Frankly, the "problem" here really isn't very hard to solve: just don't assume you know a person's sex unless you actually know it!
This is undoubtedly the case. However, the opposite choice is also quite popular -- choosing masculine usernames to avoid being harassed for being female.
I assume that is without knowing that the word "alicorn" is related to unicorns? Or are you not confident enough in females liking unicorns much more so than males to be able to give a probability estimate?
When I once wasn't sure about Alicorn's gender, I googled "alicorn", saw alicorn was a word related to unicorns and assigned a 95% probability then that Alicorn was female, which was confirmed by seeing someone refer to her as she on here.
That's a 95% female probability, even accounting for the fact that LW is mostly male? You're amazingly confident that female persons like unicorns much more, considering that unicorns have a huge sharp pointy phallic weapon sticking out of their foreheads.
That's 95% confidence that the username would be picked by a female. Not at all the same thing as a 95% confidence that a person who likes unicorns is female.
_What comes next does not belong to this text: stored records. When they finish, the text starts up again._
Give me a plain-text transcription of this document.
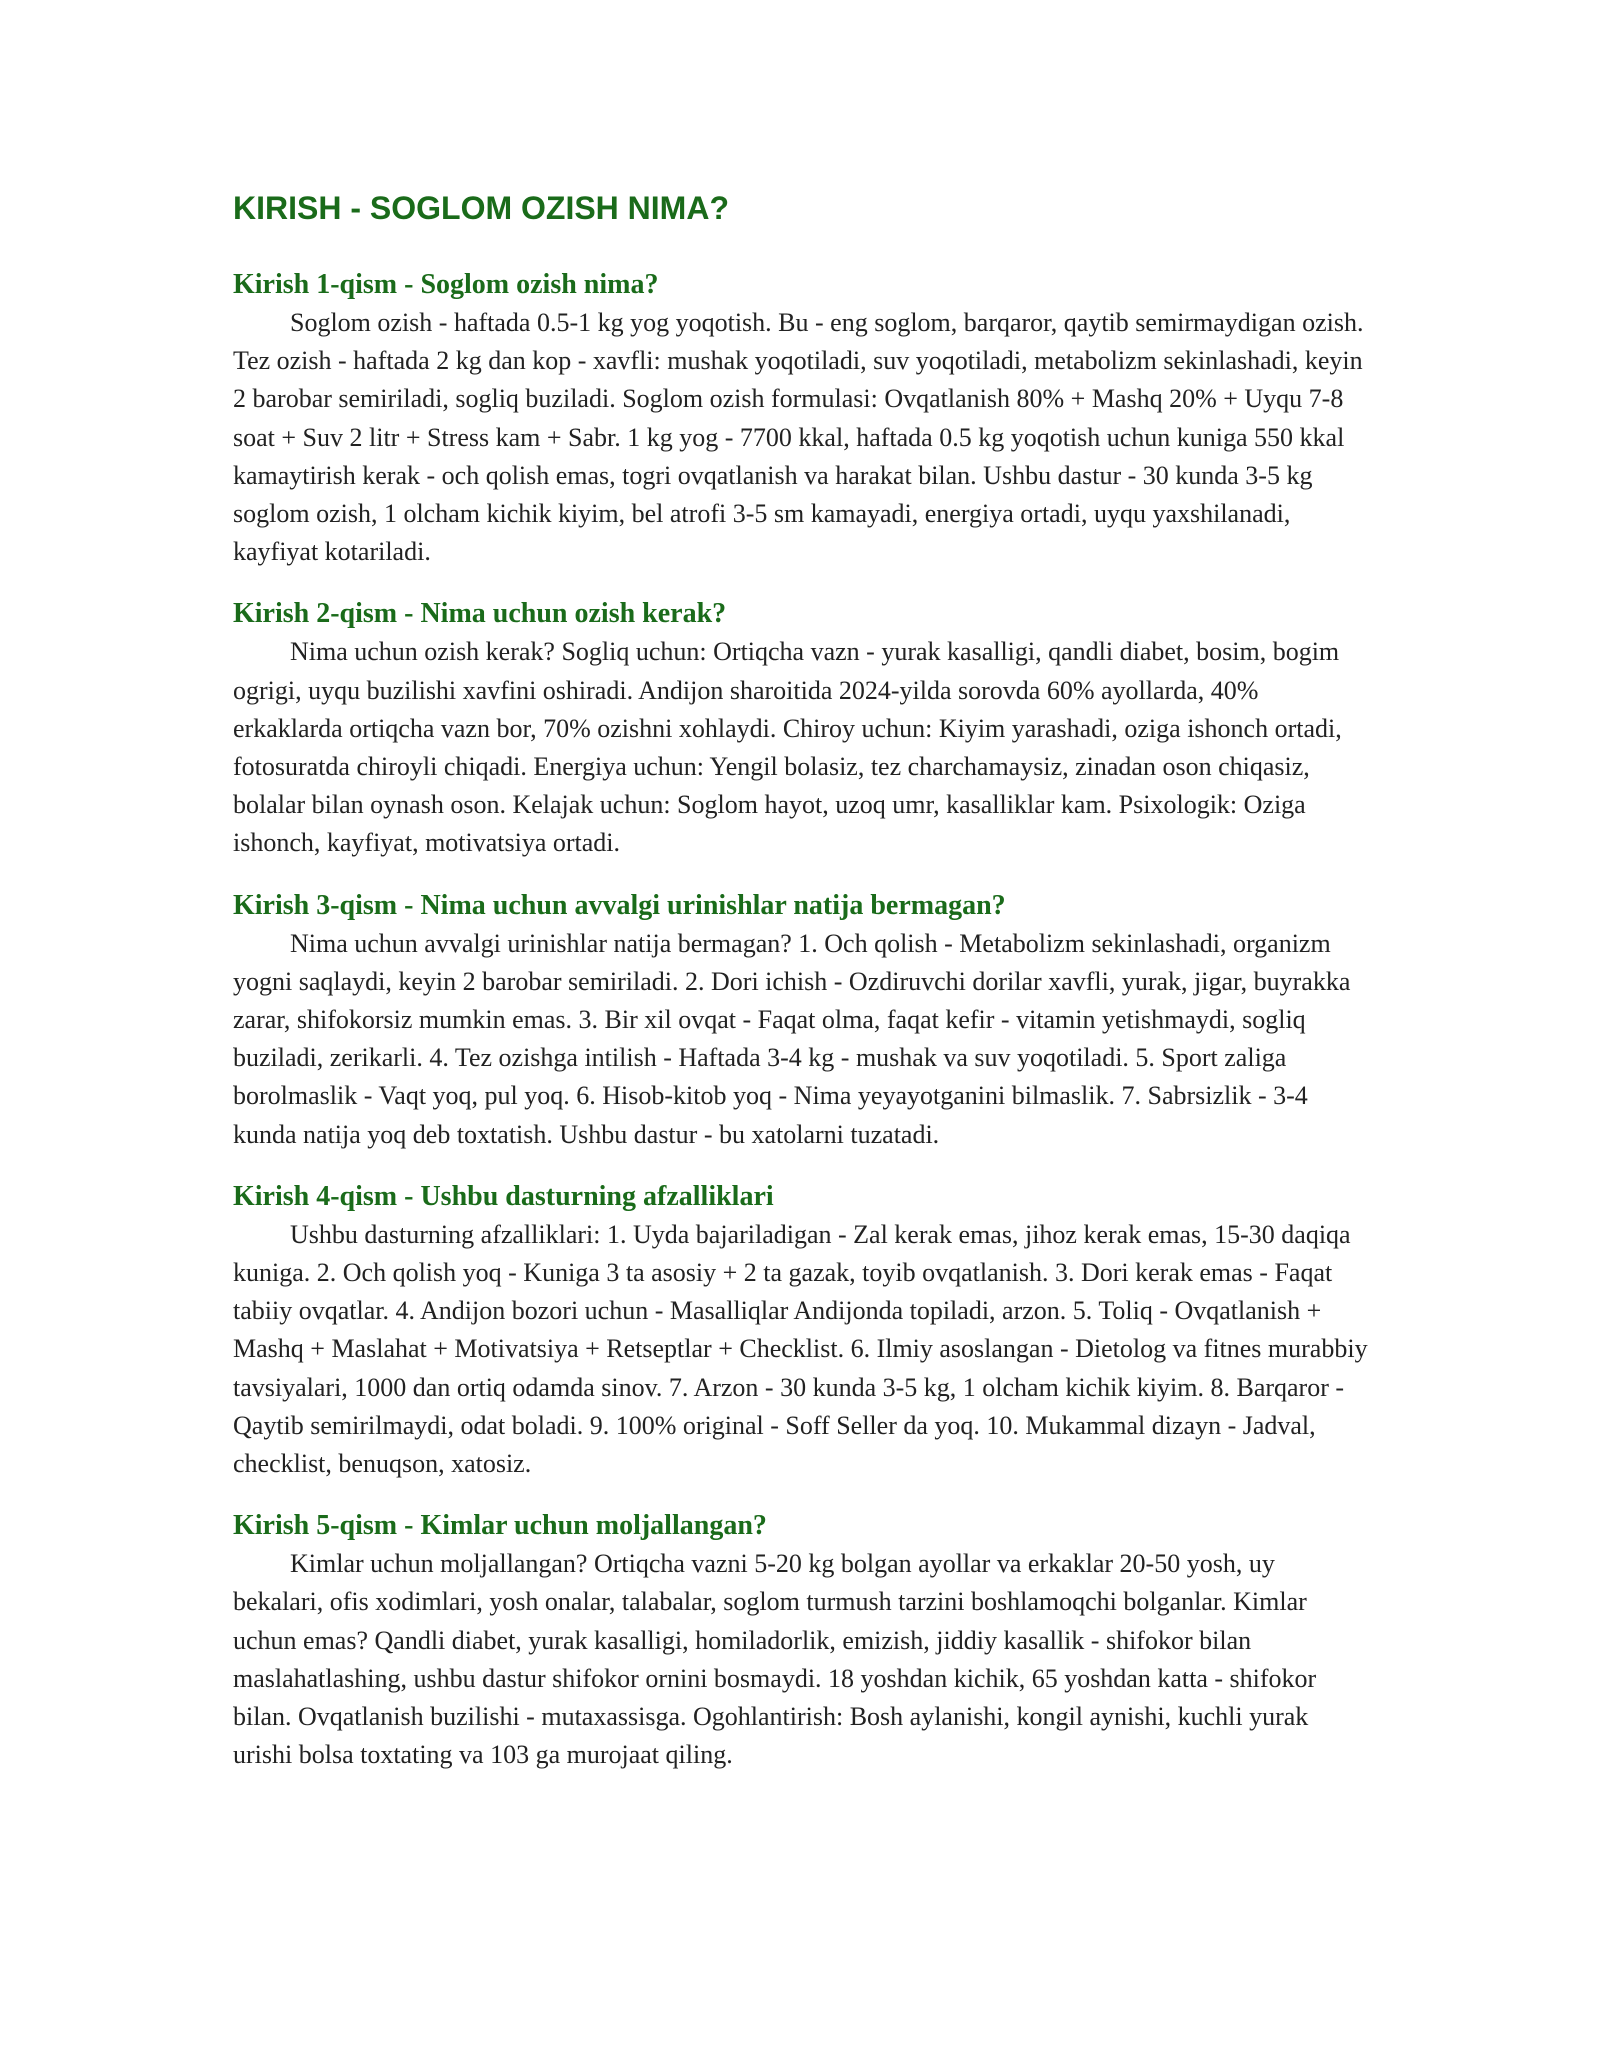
KIRISH - SOGLOM OZISH NIMA?
Kirish 1-qism - Soglom ozish nima?

Soglom ozish - haftada 0.5-1 kg yog yoqotish. Bu - eng soglom, barqaror, qaytib semirmaydigan ozish. Tez ozish - haftada 2 kg dan kop - xavfli: mushak yoqotiladi, suv yoqotiladi, metabolizm sekinlashadi, keyin 2 barobar semiriladi, sogliq buziladi. Soglom ozish formulasi: Ovqatlanish 80% + Mashq 20% + Uyqu 7-8 soat + Suv 2 litr + Stress kam + Sabr. 1 kg yog - 7700 kkal, haftada 0.5 kg yoqotish uchun kuniga 550 kkal kamaytirish kerak - och qolish emas, togri ovqatlanish va harakat bilan. Ushbu dastur - 30 kunda 3-5 kg soglom ozish, 1 olcham kichik kiyim, bel atrofi 3-5 sm kamayadi, energiya ortadi, uyqu yaxshilanadi, kayfiyat kotariladi.

Kirish 2-qism - Nima uchun ozish kerak?

Nima uchun ozish kerak? Sogliq uchun: Ortiqcha vazn - yurak kasalligi, qandli diabet, bosim, bogim ogrigi, uyqu buzilishi xavfini oshiradi. Andijon sharoitida 2024-yilda sorovda 60% ayollarda, 40% erkaklarda ortiqcha vazn bor, 70% ozishni xohlaydi. Chiroy uchun: Kiyim yarashadi, oziga ishonch ortadi, fotosuratda chiroyli chiqadi. Energiya uchun: Yengil bolasiz, tez charchamaysiz, zinadan oson chiqasiz, bolalar bilan oynash oson. Kelajak uchun: Soglom hayot, uzoq umr, kasalliklar kam. Psixologik: Oziga ishonch, kayfiyat, motivatsiya ortadi.

Kirish 3-qism - Nima uchun avvalgi urinishlar natija bermagan?

Nima uchun avvalgi urinishlar natija bermagan? 1. Och qolish - Metabolizm sekinlashadi, organizm yogni saqlaydi, keyin 2 barobar semiriladi. 2. Dori ichish - Ozdiruvchi dorilar xavfli, yurak, jigar, buyrakka zarar, shifokorsiz mumkin emas. 3. Bir xil ovqat - Faqat olma, faqat kefir - vitamin yetishmaydi, sogliq buziladi, zerikarli. 4. Tez ozishga intilish - Haftada 3-4 kg - mushak va suv yoqotiladi. 5. Sport zaliga borolmaslik - Vaqt yoq, pul yoq. 6. Hisob-kitob yoq - Nima yeyayotganini bilmaslik. 7. Sabrsizlik - 3-4 kunda natija yoq deb toxtatish. Ushbu dastur - bu xatolarni tuzatadi.

Kirish 4-qism - Ushbu dasturning afzalliklari

Ushbu dasturning afzalliklari: 1. Uyda bajariladigan - Zal kerak emas, jihoz kerak emas, 15-30 daqiqa kuniga. 2. Och qolish yoq - Kuniga 3 ta asosiy + 2 ta gazak, toyib ovqatlanish. 3. Dori kerak emas - Faqat tabiiy ovqatlar. 4. Andijon bozori uchun - Masalliqlar Andijonda topiladi, arzon. 5. Toliq - Ovqatlanish + Mashq + Maslahat + Motivatsiya + Retseptlar + Checklist. 6. Ilmiy asoslangan - Dietolog va fitnes murabbiy tavsiyalari, 1000 dan ortiq odamda sinov. 7. Arzon - 30 kunda 3-5 kg, 1 olcham kichik kiyim. 8. Barqaror - Qaytib semirilmaydi, odat boladi. 9. 100% original - Soff Seller da yoq. 10. Mukammal dizayn - Jadval, checklist, benuqson, xatosiz.

Kirish 5-qism - Kimlar uchun moljallangan?

Kimlar uchun moljallangan? Ortiqcha vazni 5-20 kg bolgan ayollar va erkaklar 20-50 yosh, uy bekalari, ofis xodimlari, yosh onalar, talabalar, soglom turmush tarzini boshlamoqchi bolganlar. Kimlar uchun emas? Qandli diabet, yurak kasalligi, homiladorlik, emizish, jiddiy kasallik - shifokor bilan maslahatlashing, ushbu dastur shifokor ornini bosmaydi. 18 yoshdan kichik, 65 yoshdan katta - shifokor bilan. Ovqatlanish buzilishi - mutaxassisga. Ogohlantirish: Bosh aylanishi, kongil aynishi, kuchli yurak urishi bolsa toxtating va 103 ga murojaat qiling.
You are ignoring the fact that picking such a username is a powerful signal (to people who know what it means). I think unicorns are kind of cool but that doesn't mean I would pick a username that references unicorns.
"Alicorn" sounds much more feminine than either "Unicorn" or "Aliborn".
I sold my unicorn when I realized why the guys would never believe my locker-room stories of sexual conquest.
Yup-- didn't know "alicorn" was a word.
Alicorn ends with a consonant. This doesn't guarantee that it will be seen as male, but I think it increases the odds.
How in the earth did you get 'he' from 'Sharon'?
I have no idea how the Wedrifid from nearly three years ago selected 'he'. It doesn't seem the kind of detail one would encode indefinitely in long term memory.
The last prominent world leader of that name was male, I believe.
You mean Ariel Sharon? That is his last name (which he actually chose himself. He was born Ariel Scheinermann, then he changed it to Sharon, probably because Scheinermann sounded too much German).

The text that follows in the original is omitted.